At the moment the red-headed and vivacious Roberta Jeeves, author of
Died on a Saturday
, was giving her evidence,
struggling
between the desire to escape all responsibility and a certain shy pride in having invented a murder which would work.

She had, she said, no idea whether Mr Michael Wedgwood had read her book or not. It did happen sometimes that a publisher did not read every book he sponsored.

Was that not usually only in the case of well-established authors?
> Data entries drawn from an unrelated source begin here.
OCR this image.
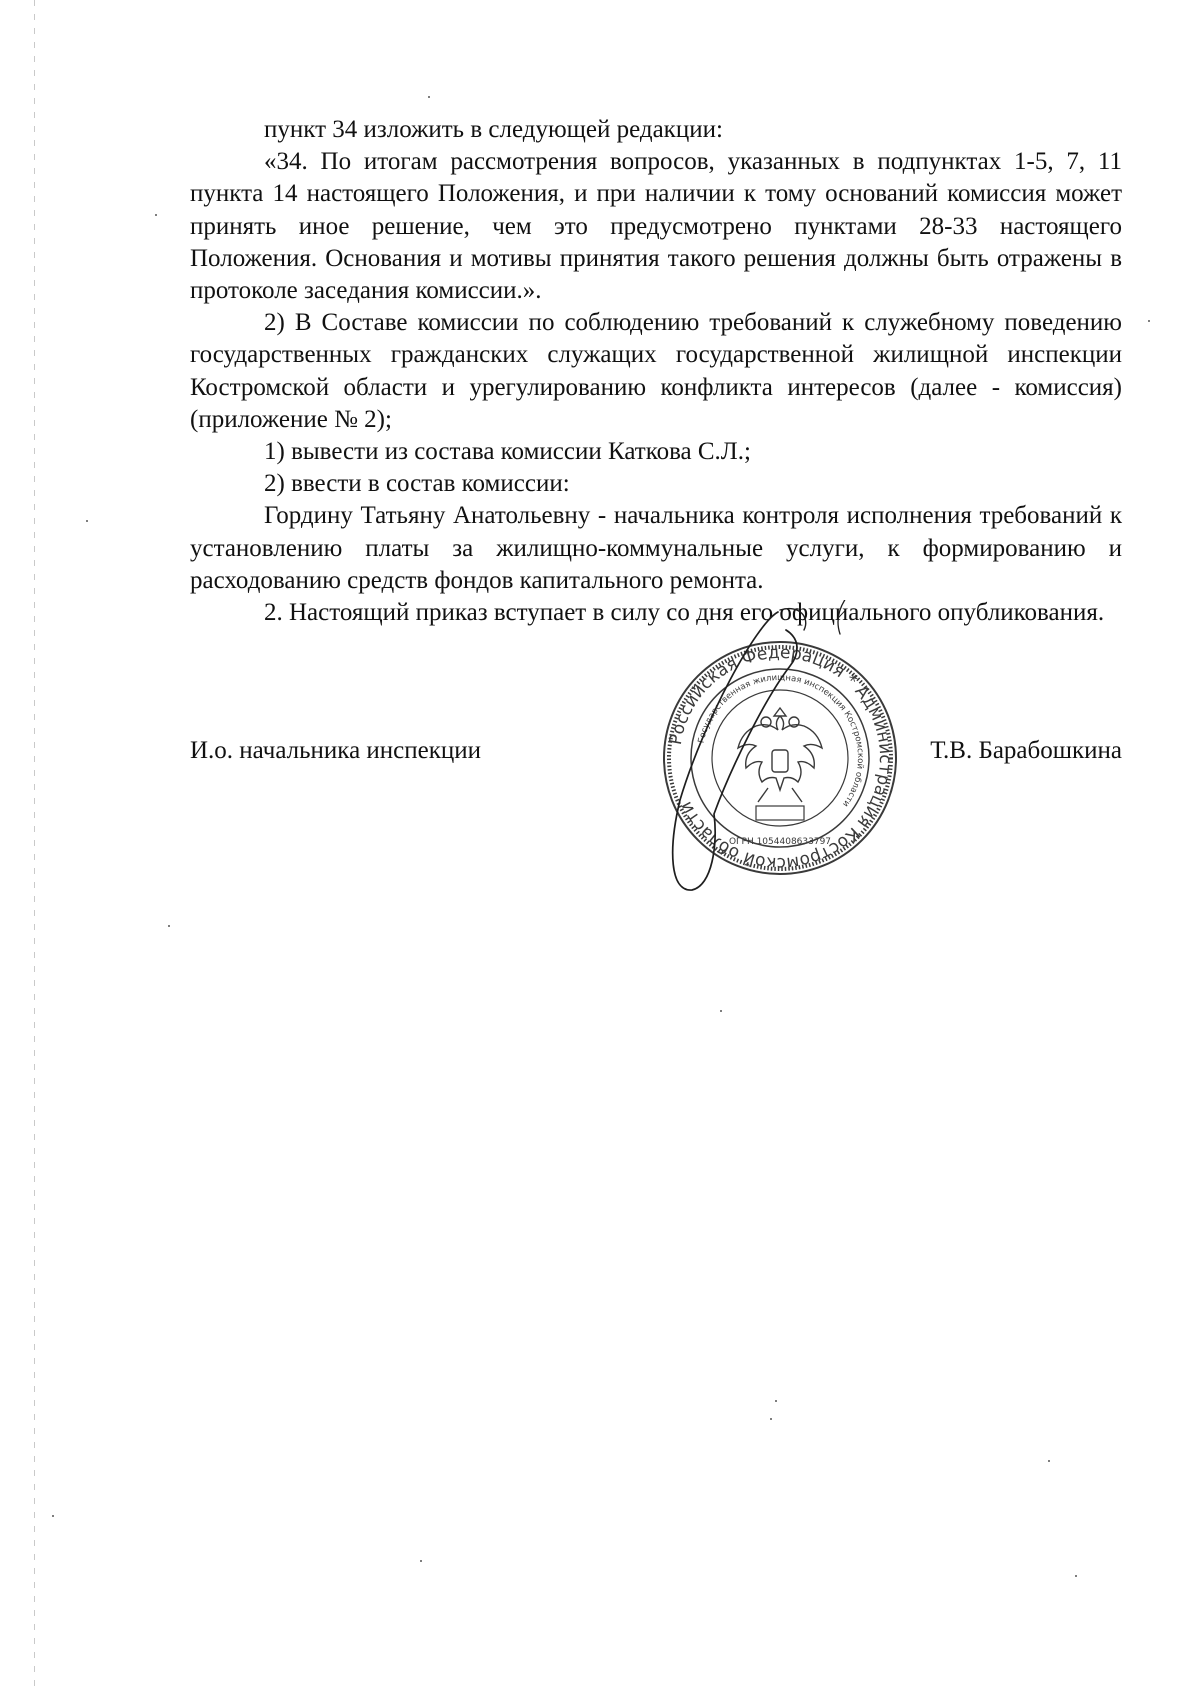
пункт 34 изложить в следующей редакции:

«34. По итогам рассмотрения вопросов, указанных в подпунктах 1-5, 7, 11 пункта 14 настоящего Положения, и при наличии к тому оснований комиссия может принять иное решение, чем это предусмотрено пунктами 28-33 настоящего Положения. Основания и мотивы принятия такого решения должны быть отражены в протоколе заседания комиссии.».

2) В Составе комиссии по соблюдению требований к служебному поведению государственных гражданских служащих государственной жилищной инспекции Костромской области и урегулированию конфликта интересов (далее - комиссия) (приложение № 2);

1) вывести из состава комиссии Каткова С.Л.;

2) ввести в состав комиссии:

Гордину Татьяну Анатольевну - начальника контроля исполнения требований к установлению платы за жилищно-коммунальные услуги, к формированию и расходованию средств фондов капитального ремонта.

2. Настоящий приказ вступает в силу со дня его официального опубликования.

И.о. начальника инспекции	Т.В. Барабошкина
Российская Федерация * Администрация Костромской области
Государственная жилищная инспекция Костромской области
ОГРН 1054408633797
Fyshe put the question innocently.

Miss Jeeves reluctantly supposed it would be, and Counsel begged leave to inquire if Miss Jeeves considered that she had been a well-established author at the time of the publication of
Died on a Saturday
.

Miss Jeeves confessed with not unnatural irritation that she had no idea.

Fyshe asked humbly if it were true that in view of the complicated mechanics of the device described and the faithfulness with which they had been executed in real life Miss Jeeves had felt it her duty to call the attention of the police to her book.
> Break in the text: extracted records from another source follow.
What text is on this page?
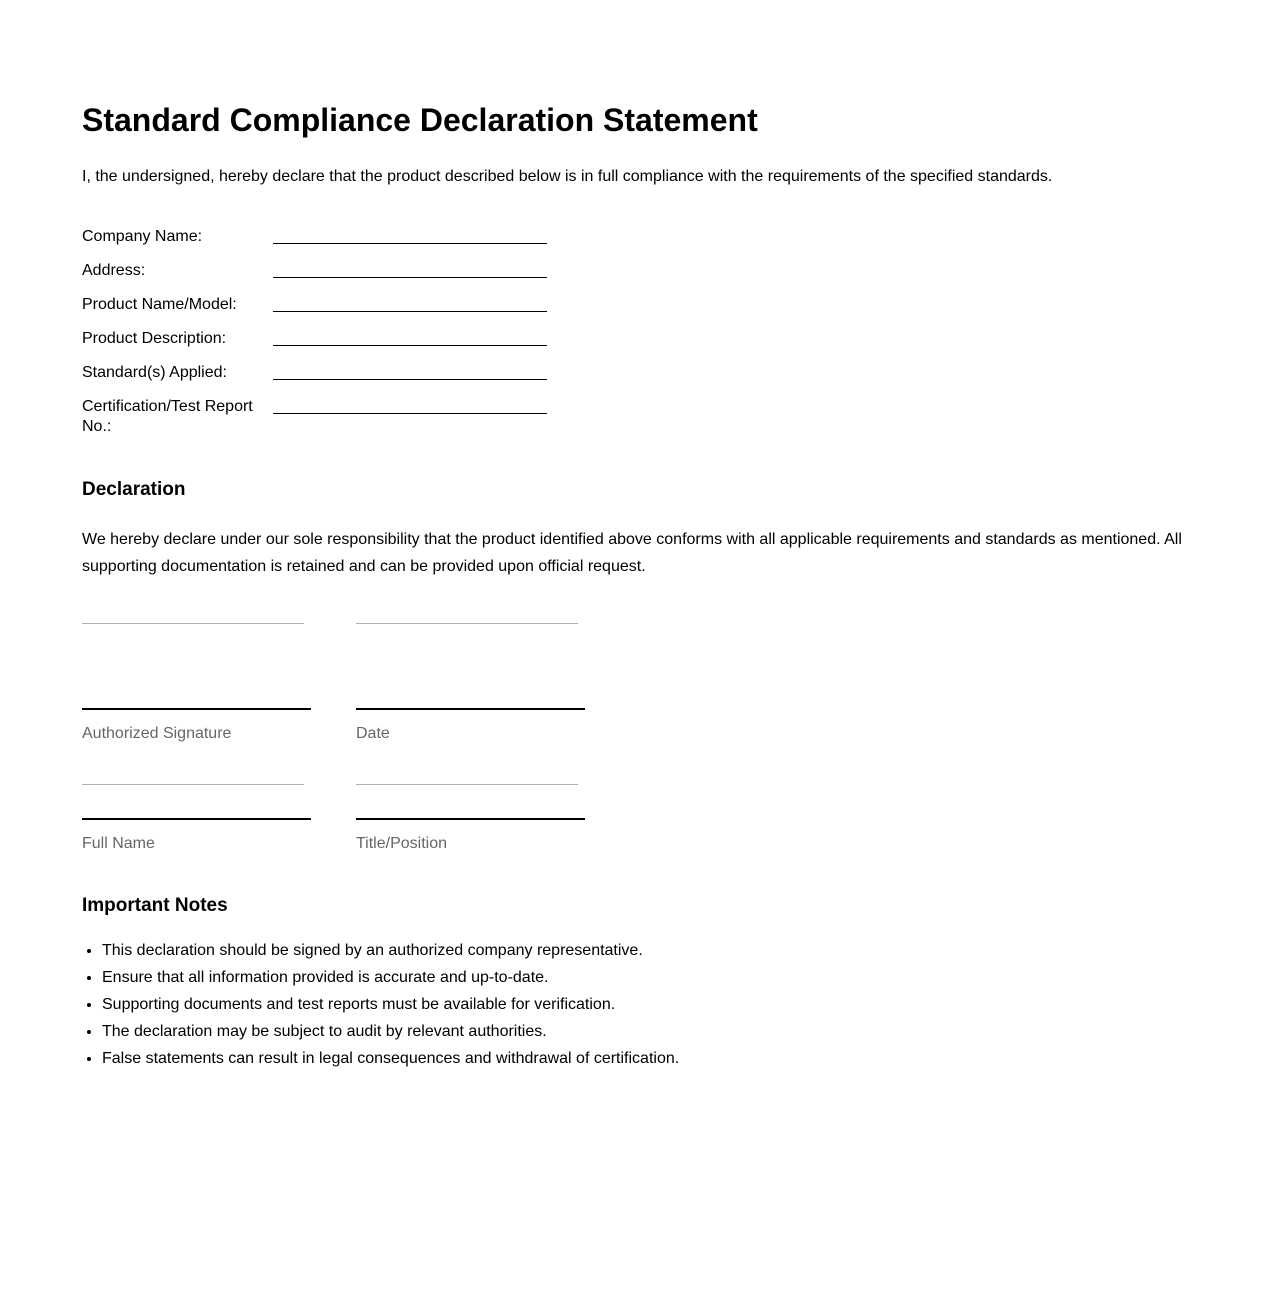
Standard Compliance Declaration Statement

I, the undersigned, hereby declare that the product described below is in full compliance with the requirements of the specified standards.

Company Name:
Address:
Product Name/Model:
Product Description:
Standard(s) Applied:
Certification/Test Report No.:
Declaration

We hereby declare under our sole responsibility that the product identified above conforms with all applicable requirements and standards as mentioned. All supporting documentation is retained and can be provided upon official request.

Authorized Signature	Date
Full Name	Title/Position
Important Notes
• This declaration should be signed by an authorized company representative.
• Ensure that all information provided is accurate and up-to-date.
• Supporting documents and test reports must be available for verification.
• The declaration may be subject to audit by relevant authorities.
• False statements can result in legal consequences and withdrawal of certification.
Miss Jeeves, holding strong views on the subject of coincidence, was fairly embarked upon a dissertation upon them when she was gently and courteously stopped by the Judge.

Cousin Alexander did not cross-examine.

Miss Curley stirred and smiled nervously in reply to her unknown neighbour’s wink and nod of appreciation. She looked round the court again. Until now she had believed that court proceedings were tedious beyond all bearing and that the greatest ordeal participators had to face was one by ennui, but so far the effect of cumulative drama had never faltered and always just in front of her there had been that strong wide back of the young man she knew, who might be going to die.

Others might find the technicalities of doctors and central heating experts dull, but to Miss Curley every word was of vital importance, every point reached her, and every time the jury whispered together her heart contracted painfully.

Miss Jeeves having returned to her seat, there was a
rustle
at Counsel’s table. Fyshe sat down and the Attorney-General rose to examine as Peter Rigget stepped into the box.

His slightly dilapidated appearance was not enhanced by the green reading light which, shining down upon his papers, was reflected up into his face. He looked puffy because of Mr Campion, unhealthy because of the light, and thoroughly vindictive, which was his own affair.

Miss Curley, who knew nothing about his secret self-deploration, had no sympathy for him at all.

‘Strong case,’ whispered the man at her side. ‘Now they’re coming to it …’

Miss Curley wondered if it was her imagination or that a new excitement was, in fact, growing in the big bright room. The Lord Chief Justice looked as placid as before, but there was certainly a rustle among the clerks and the jury leant forward to see the witness better.

It was evident at once that Mr Rigget was aware of his importance. He even permitted himself a sickly nervous smile which was rendered frankly horrific by the green light reflected in his glasses.

Cousin Alexander noticed the little man’s self-satisfaction with grim approval.

Miss Curley glanced at Gina. The girl was very still, her eyes fixed upon the silent figure in the dock. It occurred to the older woman that she was praying.

The Attorney-General began gently in his softest, most ingratiating tone, and Mr Rigget made his opening statement happily.